A few months ago, I had a small argument with a client.
When teaching people how to work with the leash, I always insist that they do not wrap it around their wrist.
The client was very hesitant to follow this direction, maintaining that they have more control over the leash—and ultimately over their dog—if it’s wrapped around their wrist. They backed this up by saying they regularly work with knots and ropes, and explained that the chances of accidentally dropping the leash and losing the dog are far greater without wrist-wrapping.
Of course, this is true. You don’t have to worry about your dog accidentally escaping when the leash is secured like that. However, you also don’t have to worry about your dog choosing to stay with you, or about them following your directions. Why? Because you’re not giving them a choice—and if the choice ever is there, you’ve never practiced your dog choosing the right thing.
Your leash is your main instrument of communication. Let that really sink in. All the signals you send to your dog—including how fast or slow to go, whether to pull or not, whether they did something right or wrong, or even whether they should be worried—are all mediated through your leash.
Tense leash = the dog pulls to escape tension.
Leash pop = the dog gets a correction.
Loose leash = the dog is relaxed and able to think, process its environment, and understand your communication.
Once that leash is wrapped around your wrist, the only mode of communication you have left is tension—hence all the pulling you’re trying to get rid of.
The mindset of making the leash as secure as possible—clenching it, almost tying it into knots—is often the very reason the dog is desperately trying to escape that pressure in the first place.

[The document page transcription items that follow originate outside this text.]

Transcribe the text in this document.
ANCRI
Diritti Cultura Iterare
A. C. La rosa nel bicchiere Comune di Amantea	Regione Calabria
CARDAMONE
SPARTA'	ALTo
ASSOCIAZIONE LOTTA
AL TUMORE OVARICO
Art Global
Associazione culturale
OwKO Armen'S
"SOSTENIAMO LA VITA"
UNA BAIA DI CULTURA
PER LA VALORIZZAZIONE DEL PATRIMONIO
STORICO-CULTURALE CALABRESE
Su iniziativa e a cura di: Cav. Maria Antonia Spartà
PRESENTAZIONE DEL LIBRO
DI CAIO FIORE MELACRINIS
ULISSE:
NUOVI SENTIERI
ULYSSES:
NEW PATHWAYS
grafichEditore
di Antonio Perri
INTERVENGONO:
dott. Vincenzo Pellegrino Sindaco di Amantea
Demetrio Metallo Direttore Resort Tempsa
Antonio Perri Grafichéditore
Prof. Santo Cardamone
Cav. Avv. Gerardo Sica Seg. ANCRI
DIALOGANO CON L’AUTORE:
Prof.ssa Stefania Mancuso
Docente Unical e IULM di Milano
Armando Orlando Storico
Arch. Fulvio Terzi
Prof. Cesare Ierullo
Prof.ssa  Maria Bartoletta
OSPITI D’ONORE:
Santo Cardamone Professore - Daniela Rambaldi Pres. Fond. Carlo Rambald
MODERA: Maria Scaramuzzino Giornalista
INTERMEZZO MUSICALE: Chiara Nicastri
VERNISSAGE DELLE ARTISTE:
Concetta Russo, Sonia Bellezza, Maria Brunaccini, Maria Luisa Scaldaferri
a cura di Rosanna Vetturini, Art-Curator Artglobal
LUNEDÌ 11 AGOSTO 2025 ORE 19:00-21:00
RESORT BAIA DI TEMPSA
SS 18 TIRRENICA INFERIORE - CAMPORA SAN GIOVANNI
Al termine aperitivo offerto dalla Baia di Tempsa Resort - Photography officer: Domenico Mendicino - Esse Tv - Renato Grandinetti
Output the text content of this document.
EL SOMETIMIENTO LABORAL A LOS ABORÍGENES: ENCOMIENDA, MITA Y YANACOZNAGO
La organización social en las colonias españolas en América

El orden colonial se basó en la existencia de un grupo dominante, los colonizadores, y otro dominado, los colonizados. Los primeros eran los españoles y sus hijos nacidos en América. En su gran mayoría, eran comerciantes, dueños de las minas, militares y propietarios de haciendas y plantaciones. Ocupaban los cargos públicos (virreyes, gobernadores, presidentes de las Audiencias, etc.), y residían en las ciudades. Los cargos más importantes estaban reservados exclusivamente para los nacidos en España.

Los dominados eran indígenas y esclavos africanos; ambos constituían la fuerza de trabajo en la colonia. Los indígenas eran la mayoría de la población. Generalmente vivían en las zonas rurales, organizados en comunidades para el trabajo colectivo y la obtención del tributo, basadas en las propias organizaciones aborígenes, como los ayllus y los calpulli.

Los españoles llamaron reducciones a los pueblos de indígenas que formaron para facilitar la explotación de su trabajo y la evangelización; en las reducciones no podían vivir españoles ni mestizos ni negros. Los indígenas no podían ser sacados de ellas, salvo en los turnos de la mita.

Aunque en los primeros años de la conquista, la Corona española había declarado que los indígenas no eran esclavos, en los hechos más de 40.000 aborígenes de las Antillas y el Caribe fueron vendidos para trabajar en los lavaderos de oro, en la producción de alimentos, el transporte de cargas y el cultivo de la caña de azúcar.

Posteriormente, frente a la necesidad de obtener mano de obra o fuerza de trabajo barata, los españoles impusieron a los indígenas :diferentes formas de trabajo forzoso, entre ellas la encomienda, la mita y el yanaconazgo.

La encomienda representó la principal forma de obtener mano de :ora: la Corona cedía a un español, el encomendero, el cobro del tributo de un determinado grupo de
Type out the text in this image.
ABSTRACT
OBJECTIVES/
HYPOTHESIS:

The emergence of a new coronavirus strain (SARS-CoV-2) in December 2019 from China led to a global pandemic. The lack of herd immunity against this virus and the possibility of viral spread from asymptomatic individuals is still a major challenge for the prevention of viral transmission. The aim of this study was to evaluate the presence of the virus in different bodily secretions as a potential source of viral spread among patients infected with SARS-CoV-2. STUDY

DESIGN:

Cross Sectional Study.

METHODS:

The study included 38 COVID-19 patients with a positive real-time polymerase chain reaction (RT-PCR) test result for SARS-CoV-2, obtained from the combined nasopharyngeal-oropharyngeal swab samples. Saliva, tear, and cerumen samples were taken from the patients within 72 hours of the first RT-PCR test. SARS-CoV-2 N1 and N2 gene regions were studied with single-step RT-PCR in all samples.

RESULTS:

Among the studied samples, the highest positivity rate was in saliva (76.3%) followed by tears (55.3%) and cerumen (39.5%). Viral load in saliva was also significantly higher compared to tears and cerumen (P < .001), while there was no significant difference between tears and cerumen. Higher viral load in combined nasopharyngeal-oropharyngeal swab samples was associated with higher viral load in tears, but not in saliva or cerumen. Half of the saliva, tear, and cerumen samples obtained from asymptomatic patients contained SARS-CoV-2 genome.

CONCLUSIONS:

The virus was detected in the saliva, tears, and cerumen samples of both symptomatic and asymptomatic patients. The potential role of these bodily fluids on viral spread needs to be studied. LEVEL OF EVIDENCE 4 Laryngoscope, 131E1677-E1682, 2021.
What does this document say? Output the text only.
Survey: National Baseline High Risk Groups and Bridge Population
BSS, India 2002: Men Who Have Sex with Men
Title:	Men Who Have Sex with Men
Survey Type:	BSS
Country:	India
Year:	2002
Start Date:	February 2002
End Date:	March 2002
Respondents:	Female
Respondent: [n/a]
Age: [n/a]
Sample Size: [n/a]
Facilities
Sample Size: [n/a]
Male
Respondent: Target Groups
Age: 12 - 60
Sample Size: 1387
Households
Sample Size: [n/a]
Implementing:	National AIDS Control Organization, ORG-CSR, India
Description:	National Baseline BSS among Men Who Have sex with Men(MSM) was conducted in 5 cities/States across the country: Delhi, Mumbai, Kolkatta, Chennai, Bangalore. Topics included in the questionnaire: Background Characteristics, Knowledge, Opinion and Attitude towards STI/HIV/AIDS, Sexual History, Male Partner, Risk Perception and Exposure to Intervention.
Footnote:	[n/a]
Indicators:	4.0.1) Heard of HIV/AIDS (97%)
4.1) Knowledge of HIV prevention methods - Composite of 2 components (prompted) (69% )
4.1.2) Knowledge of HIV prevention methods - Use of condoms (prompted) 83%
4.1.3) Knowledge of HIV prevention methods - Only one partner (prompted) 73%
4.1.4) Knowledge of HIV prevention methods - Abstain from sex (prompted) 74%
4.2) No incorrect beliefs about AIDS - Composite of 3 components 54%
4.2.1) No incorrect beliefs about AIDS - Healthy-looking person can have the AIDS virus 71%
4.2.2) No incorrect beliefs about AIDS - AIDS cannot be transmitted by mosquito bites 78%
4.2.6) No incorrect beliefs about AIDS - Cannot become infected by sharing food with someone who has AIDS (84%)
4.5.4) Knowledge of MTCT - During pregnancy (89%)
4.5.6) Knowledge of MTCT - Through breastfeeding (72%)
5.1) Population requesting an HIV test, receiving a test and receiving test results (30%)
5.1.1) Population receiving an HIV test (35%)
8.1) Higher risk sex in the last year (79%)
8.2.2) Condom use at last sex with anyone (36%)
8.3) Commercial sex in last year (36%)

Instead, put your hand through the leash loop, grasp the (hopefully comfortable) body of the leash, adjust the length so there’s always slack but no dragging, and relax.
Correct jerking or pulling while insisting that the slack remains there. Watch how your own walking relaxes—and how your dog stops trying to escape. And if you drop the leash? Your dog will stay with you, because you’ve already practiced how it should handle freedom.
You should be the one to make this leap of faith and choose to trust your dog by stopping the wrist-wrapping and constant pressure. You’re the one who must demonstrate that the leash isn’t there to fight them.
Bottom line: leashes are not ropes, and dogs are not vessels that need to be secured with intricate knots so they don’t accidentally float away.